Law Office of Marc J. Smith, LLC
Employment Law and Litigation Counsel

Selective Service Blog

If you are a male between 18 and 25 years of age, the Military Selective Service Act requires you to register with the Selective Service System — the Agency responsible for maintaining information on those potentially eligible for military service in the event the United States government deems it necessary to implement a military draft.  Most male U.S. citizens and male immigrant non-citizens between the ages of 18 and 25 are required by law to have registered within 30 days of their 18th birthday.  If you are a male between 18 and 25 years of age, you may register on-line by clicking here.  You can check to see if you are properly registered here.

Perhaps surprisingly, many non-citizens are required to register, including illegal aliens, legal permanent residents, and refugees.  Noncitizens who are notrequired to register with Selective Service include men who are in the U.S. on student or visitor visas, and men who are part of a diplomatic or trade mission and their families.  Generally, if a male non-citizen takes up residency in the U.S. before his 26th birthday, he must register with Selective Service.  The Selective Service System has published a useful chart detailing who must register.

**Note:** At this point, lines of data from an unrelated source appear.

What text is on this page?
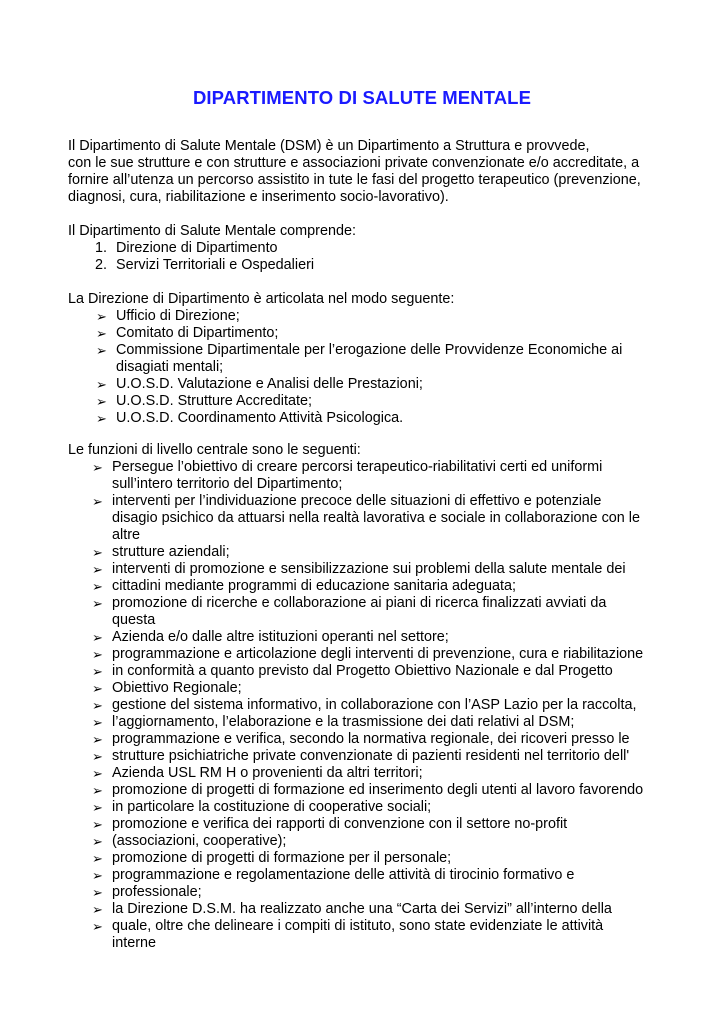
DIPARTIMENTO DI SALUTE MENTALE

Il Dipartimento di Salute Mentale (DSM) è un Dipartimento a Struttura e provvede,

con le sue strutture e con strutture e associazioni private convenzionate e/o accreditate, a

fornire all’utenza un percorso assistito in tute le fasi del progetto terapeutico (prevenzione,

diagnosi, cura, riabilitazione e inserimento socio-lavorativo).

Il Dipartimento di Salute Mentale comprende:

1. Direzione di Dipartimento
2. Servizi Territoriali e Ospedalieri

La Direzione di Dipartimento è articolata nel modo seguente:

➢ Ufficio di Direzione;
➢ Comitato di Dipartimento;
➢ Commissione Dipartimentale per l’erogazione delle Provvidenze Economiche ai
disagiati mentali;
➢ U.O.S.D. Valutazione e Analisi delle Prestazioni;
➢ U.O.S.D. Strutture Accreditate;
➢ U.O.S.D. Coordinamento Attività Psicologica.

Le funzioni di livello centrale sono le seguenti:

➢ Persegue l’obiettivo di creare percorsi terapeutico-riabilitativi certi ed uniformi
sull’intero territorio del Dipartimento;
➢ interventi per l’individuazione precoce delle situazioni di effettivo e potenziale
disagio psichico da attuarsi nella realtà lavorativa e sociale in collaborazione con le
altre
➢ strutture aziendali;
➢ interventi di promozione e sensibilizzazione sui problemi della salute mentale dei
➢ cittadini mediante programmi di educazione sanitaria adeguata;
➢ promozione di ricerche e collaborazione ai piani di ricerca finalizzati avviati da
questa
➢ Azienda e/o dalle altre istituzioni operanti nel settore;
➢ programmazione e articolazione degli interventi di prevenzione, cura e riabilitazione
➢ in conformità a quanto previsto dal Progetto Obiettivo Nazionale e dal Progetto
➢ Obiettivo Regionale;
➢ gestione del sistema informativo, in collaborazione con l’ASP Lazio per la raccolta,
➢ l’aggiornamento, l’elaborazione e la trasmissione dei dati relativi al DSM;
➢ programmazione e verifica, secondo la normativa regionale, dei ricoveri presso le
➢ strutture psichiatriche private convenzionate di pazienti residenti nel territorio dell'
➢ Azienda USL RM H o provenienti da altri territori;
➢ promozione di progetti di formazione ed inserimento degli utenti al lavoro favorendo
➢ in particolare la costituzione di cooperative sociali;
➢ promozione e verifica dei rapporti di convenzione con il settore no-profit
➢ (associazioni, cooperative);
➢ promozione di progetti di formazione per il personale;
➢ programmazione e regolamentazione delle attività di tirocinio formativo e
➢ professionale;
➢ la Direzione D.S.M. ha realizzato anche una “Carta dei Servizi” all’interno della
➢ quale, oltre che delineare i compiti di istituto, sono state evidenziate le attività
interne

Fortunately, the U.S. government has not in recent history actively pursued prosecution of individuals who have failed to register with the Selective Service System.  However, there are significant other penalties that are imposed upon individuals who were required to register, but fail to do so before their 26th birthday.  For example, eligible males who have failed to register may not be able to obtain federal student loans or grants.  Failing to register when required to do so also results in a permanent bar for federal employment unless the individual can demonstrate to the Office of Personnel Management, by a preponderance of the evidence, that their failure to register was not “knowing and willful.”  You have two opportunities to do this — an “initial determination” (which almost always results in an adverse decision) and an appeal to the Director of the OPM.  It is therefore vital to ensure that your case is thoroughly prepared and presented to OPM in the proper form.

What Does the Future Hold for Males Who Have Failed to Register with Selective Service?

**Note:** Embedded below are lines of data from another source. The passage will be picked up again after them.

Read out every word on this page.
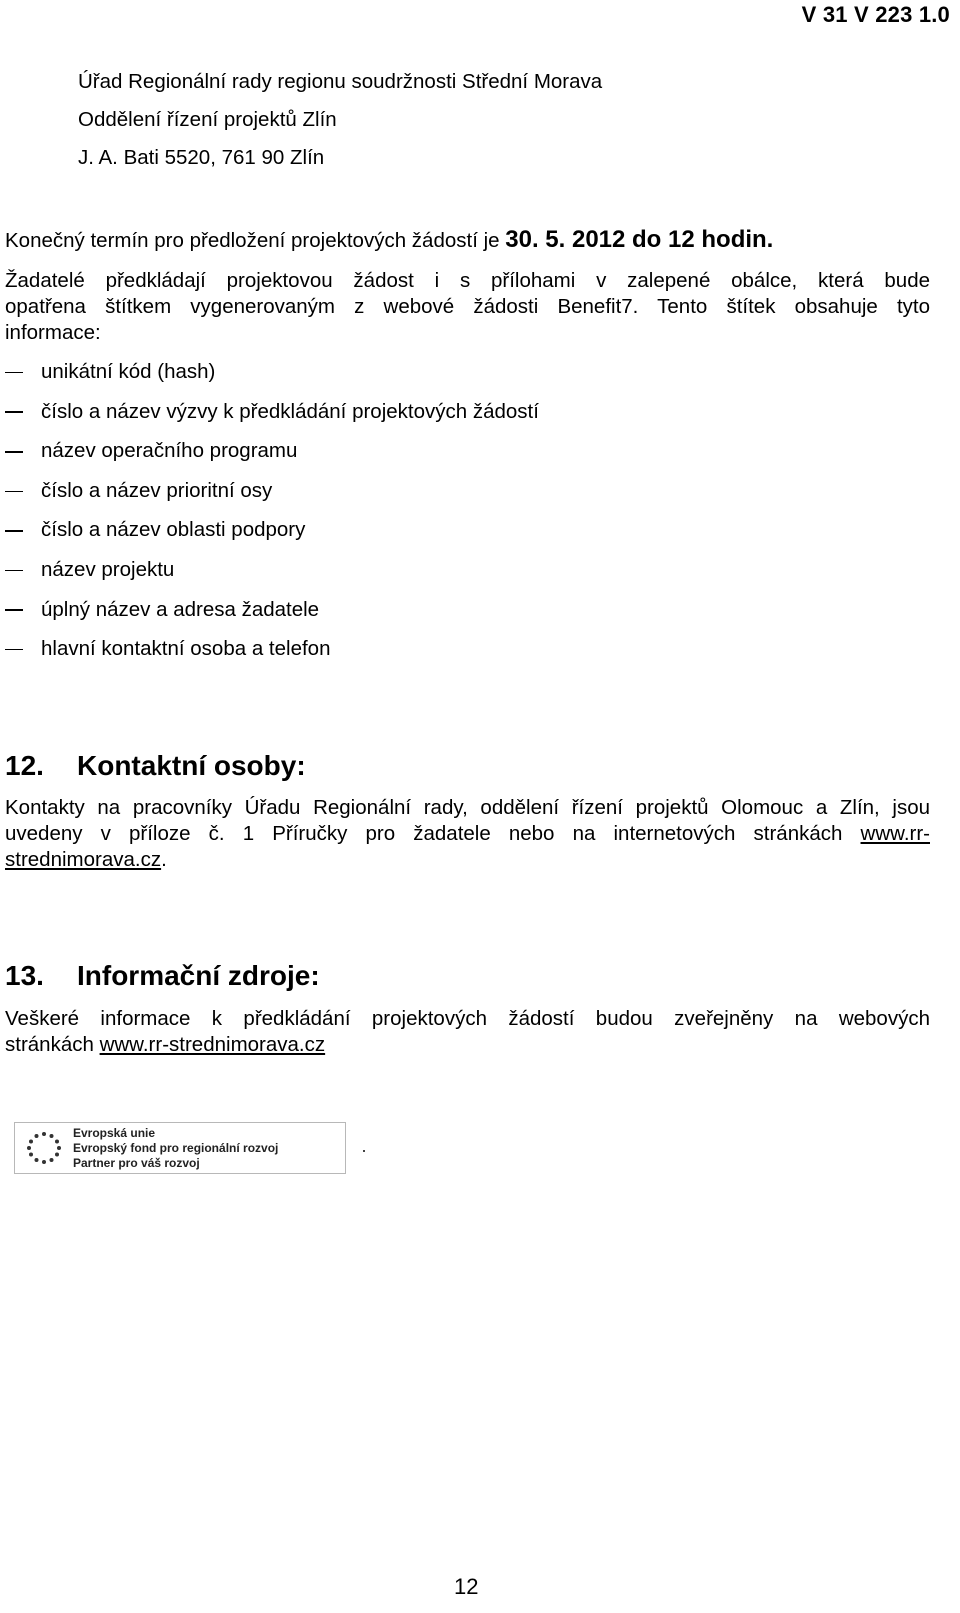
V 31 V 223 1.0
Úřad Regionální rady regionu soudržnosti Střední Morava
Oddělení řízení projektů Zlín
J. A. Bati 5520, 761 90 Zlín
Konečný termín pro předložení projektových žádostí je 30. 5. 2012 do 12 hodin.
Žadatelé předkládají projektovou žádost i s přílohami v zalepené obálce, která bude
opatřena štítkem vygenerovaným z webové žádosti Benefit7. Tento štítek obsahuje tyto
informace:
unikátní kód (hash)
číslo a název výzvy k předkládání projektových žádostí
název operačního programu
číslo a název prioritní osy
číslo a název oblasti podpory
název projektu
úplný název a adresa žadatele
hlavní kontaktní osoba a telefon
12. Kontaktní osoby:
Kontakty na pracovníky Úřadu Regionální rady, oddělení řízení projektů Olomouc a Zlín, jsou
uvedeny v příloze č. 1 Příručky pro žadatele nebo na internetových stránkách www.rr-
strednimorava.cz.
13. Informační zdroje:
Veškeré informace k předkládání projektových žádostí budou zveřejněny na webových
stránkách www.rr-strednimorava.cz
Evropská unie
Evropský fond pro regionální rozvoj
Partner pro váš rozvoj
12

In the past several years, we have handled a significant number of Selective Service “failure to register” cases and have received favorable rulings from the Office of Personnel Management (“OPM”) on each.  It is certainly true that Selective Service cases have to be carefully prepared and presented correctly from an evidentiary standpoint.  However, in our experience, most of these cases also involve interesting and compelling facts.  Many of our clients who did not register with the Selective Service simply were not aware of the registration requirement.  Others had mailed in their registration cards, but for reasons which remain unknown, the Selective Service System had no record of their registration.

Fortunately, John Berry, who was appointed by President Obama to serve as the Director of OPM in 2009, has handled these cases fairly and equitably since taking office.  This certainly was not always the case.  Director Berry’s predecessors routinely ruled against individuals in Selective Service cases, even in situations where it was abundantly clear that there was not a knowing and willful failure to register.

If the upcoming Presidential election brings about a change in the administration, a new Director will undoubtedly be nominated to replace Director Berry.  If this occurs, then there is a fair chance that OPM’s philosophy with regard to these cases may well change, for the worse.  The take away from this is that if you have an issue with your Selective Service registration status, it may be advisable to address it sooner rather than later.